— Познакомимся, братья? — спросил, присаживаясь на свою узкую постель, светловолосый рыцарь, рядом с которым Уильям сидел в трапезной. После вечерней трапезы говорить уже не позволялось, разве что старшие братья обсуждали между собой насущные дела, но против предложения никто не возражал. — Нам, по-видимому, предстоит долгий путь вместе. Я Жослен де Шательро.
При вступлении в Орден отказывались от всех имен, кроме данного при Крещении, но так Жослен давал понять, что его родным городом был аквитанский Шательро, стоящий на реке Вьенне.

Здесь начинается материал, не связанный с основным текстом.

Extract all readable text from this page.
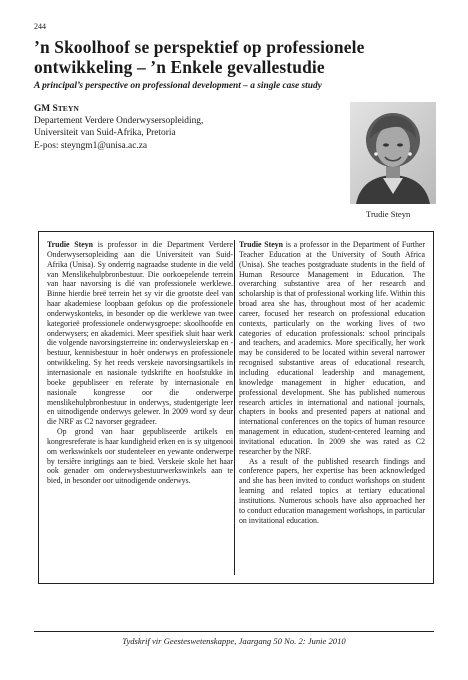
244
’n Skoolhoof se perspektief op professionele ontwikkeling – ’n Enkele gevallestudie
A principal’s perspective on professional development – a single case study
GM STEYN
Departement Verdere Onderwysersopleiding,
Universiteit van Suid-Afrika, Pretoria
E-pos: steyngm1@unisa.ac.za
Trudie Steyn

Trudie Steyn is professor in die Department Verdere Onderwysersopleiding aan die Universiteit van Suid-Afrika (Unisa). Sy onderrig nagraadse studente in die veld van Menslikehulpbronbestuur. Die oorkoepelende terrein van haar navorsing is dié van professionele werklewe. Binne hierdie breë terrein het sy vir die grootste deel van haar akademiese loopbaan gefokus op die professionele onderwyskonteks, in besonder op die werklewe van twee kategorieë professionele onderwysgroepe: skoolhoofde en onderwysers; en akademici. Meer spesifiek sluit haar werk die volgende navorsingsterreine in: onderwysleierskap en -bestuur, kennisbestuur in hoër onderwys en professionele ontwikkeling. Sy het reeds verskeie navorsingsartikels in internasionale en nasionale tydskrifte en hoofstukke in boeke gepubliseer en referate by internasionale en nasionale kongresse oor die onderwerpe menslikehulpbronbestuur in onderwys, studentgerigte leer en uitnodigende onderwys gelewer. In 2009 word sy deur die NRF as C2 navorser gegradeer.

Op grond van haar gepubliseerde artikels en kongresreferate is haar kundigheid erken en is sy uitgenooi om werkswinkels oor studenteleer en yewante onderwerpe by tersiêre inrigtings aan te bied. Verskeie skole het haar ook genader om onderwysbestuurwerkswinkels aan te bied, in besonder oor uitnodigende onderwys.

Trudie Steyn is a professor in the Department of Further Teacher Education at the University of South Africa (Unisa). She teaches postgraduate students in the field of Human Resource Management in Education. The overarching substantive area of her research and scholarship is that of professional working life. Within this broad area she has, throughout most of her academic career, focused her research on professional education contexts, particularly on the working lives of two categories of education professionals: school principals and teachers, and academics. More specifically, her work may be considered to be located within several narrower recognised substantive areas of educational research, including educational leadership and management, knowledge management in higher education, and professional development. She has published numerous research articles in international and national journals, chapters in books and presented papers at national and international conferences on the topics of human resource management in education, student-centered learning and invitational education. In 2009 she was rated as C2 researcher by the NRF.

As a result of the published research findings and conference papers, her expertise has been acknowledged and she has been invited to conduct workshops on student learning and related topics at tertiary educational institutions. Numerous schools have also approached her to conduct education management workshops, in particular on invitational education.

Tydskrif vir Geesteswetenskappe, Jaargang 50 No. 2: Junie 2010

— Уильям де Шампер, — представился Уильям одним из первых, надеясь, что так он привлечет к себе меньше внимания. Хватило расспросов в лондонском Темпле, когда едва ли не каждый первый брат, особенно из молодых, спрашивал его, почему он так рвется вступить в Орден. А некоторые и не спрашивали вовсе, а только молча усмехались. Выгнал, мол, лорд Артур чужого бастарда. Но мысли держали при себе и не сплетничали за спиной у нового собрата, потому что в Ордене такого не жаловали.
Аквитанцу же имя ничего не сказало. Уильяму это показалось странным, ведь нынешней английской королевой была герцогиня Аквитании, и родовые имена окружавшей ее знати были на слуху, но он решил, что это и к лучшему. Английские тамплиеры, даже не ведай они всего, как минимум догадывались о тех слухах, что ходят об Уильяме при дворе. Жослен же не знал ровным счетом ничего.
— Рад встрече, брат Уильям, — улыбнулся аквитанец и протянул руку.
В покоях командора Жильбера тоже велся разговор, но уже о более насущном.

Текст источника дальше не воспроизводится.